Holyrood wants powers to get more women in Scottish boardrooms

Women in the boardroom
Women in the boardroom

Scotland could soon take a further step towards reducing sex discrimination in its boardrooms, with Holyrood seeking new powers to establish quotas for women.

The move is aimed at the top management of public sector organisations, but it is hoped it will set an example for businesses throughout the country and help to end the so-called “glass ceiling” many women can face in their careers.

Scottish Secretary Alistair Carmichael recently launched a UK Government-commissioned review of the role of women in Scotland’s economy.

It also aims to do away with inequalities in workplaces north of the border.

The Scottish Government wants to deliver at least 40% representation of women on public boards.

In a letter to UK Women and Equalities Minister Nicky Morgan seeking the necessary transfer of powers, Scottish Equalities Minister Shona Robison said Holyrood should be allowed to “take definitive positive action that will lead to meaningful change in boardrooms”.

Ms Robison added: “It matters to us that our public authorities are properly reflective of the communities they serve and are exemplars of good practice.

“It is apparent that a number of factors impact on the gender balance of boards, including unconscious bias and indirect discrimination.

“We acknowledge that efforts have been made over a number of years to address these issues.

“However, despite these efforts the statistics show that inequality stubbornly persists on some of our boards and in the majority of chair appointments today.

“The present composition of the majority of our boards does not reflect the proportion of women in Scotland’s population, or the fact that women comprise the majority of graduates.

“It does not reflect the considerable contribution which women make to the economy and to society.

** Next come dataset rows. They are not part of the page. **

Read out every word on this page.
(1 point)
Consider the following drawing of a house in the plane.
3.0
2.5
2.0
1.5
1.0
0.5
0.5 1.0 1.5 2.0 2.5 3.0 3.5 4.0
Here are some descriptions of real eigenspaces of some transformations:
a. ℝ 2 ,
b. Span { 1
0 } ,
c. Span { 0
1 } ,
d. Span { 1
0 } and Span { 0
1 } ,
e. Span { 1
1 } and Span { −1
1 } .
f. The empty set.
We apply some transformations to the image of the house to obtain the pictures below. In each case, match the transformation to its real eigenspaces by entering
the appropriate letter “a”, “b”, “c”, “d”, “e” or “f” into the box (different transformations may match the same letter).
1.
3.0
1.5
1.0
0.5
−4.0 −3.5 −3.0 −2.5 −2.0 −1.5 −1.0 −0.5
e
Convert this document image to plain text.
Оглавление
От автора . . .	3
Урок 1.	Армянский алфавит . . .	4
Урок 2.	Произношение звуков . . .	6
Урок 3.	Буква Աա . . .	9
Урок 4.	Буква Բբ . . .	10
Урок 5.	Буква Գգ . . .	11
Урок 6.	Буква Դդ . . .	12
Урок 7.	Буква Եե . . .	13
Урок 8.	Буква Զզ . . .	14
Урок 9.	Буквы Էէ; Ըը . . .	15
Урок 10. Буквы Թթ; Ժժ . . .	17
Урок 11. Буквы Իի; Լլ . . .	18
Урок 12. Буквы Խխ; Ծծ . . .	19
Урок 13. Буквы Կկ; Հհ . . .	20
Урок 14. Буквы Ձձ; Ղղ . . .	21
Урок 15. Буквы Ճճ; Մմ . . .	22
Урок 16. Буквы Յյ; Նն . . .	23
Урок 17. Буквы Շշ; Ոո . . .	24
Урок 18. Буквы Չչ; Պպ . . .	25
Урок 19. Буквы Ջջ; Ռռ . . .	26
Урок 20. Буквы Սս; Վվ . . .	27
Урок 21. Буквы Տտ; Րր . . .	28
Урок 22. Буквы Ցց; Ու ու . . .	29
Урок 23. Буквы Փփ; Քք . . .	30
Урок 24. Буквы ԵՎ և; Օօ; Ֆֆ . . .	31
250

“We feel it is time to take definitive positive action that will lead to meaningful change in our institutions and to finally redressing the imbalance through the introduction of legislative steps to ensure gender diversity on our public boards.”

Scottish Women’s Employment Minister Angela Constance said yesterday the SNP administration was “determined that women in Scotland should have every opportunity to contribute fully to the success of our businesses, our public and third sector organisations and to our economy.”

Ms Constance added: “We want to see women better represented at the highest levels of public authorities.

“That stronger female voice will help challenge persistent inequality.

“We have already said that in an independent Scotland we would take action, backed by legislation if necessary, to ensure at least 40% of places on boards were occupied by women.

“We know there is support for this activity across the political spectrum here in Scotland, and we want to harness that support and expertise around the appointments process to ensure our outcome of gender diverse boards made up of the highest calibre of men and women, is realised.

“With full powers, such legislation to address blatant inequalities would be at our hands.

“Where we can take action more quickly we will. That is why we have again written to the UK Government.

“We do not wish any further delay to our progress towards gender equality.

“With co-operation on this matter, we can make the earliest progress through a section 30 Order which would transfer the necessary legislative competence to the Scottish Parliament.”

Meanwhile, Ms Constance has pledged to take early action to tackle pay inequality in an independent Scotland.

She told parliament yesterday the first task would be to review international best practice and set out proposals for gender pay audits.

This would make a big difference to the lives of women working across the public and private sectors – and support economic growth, she said.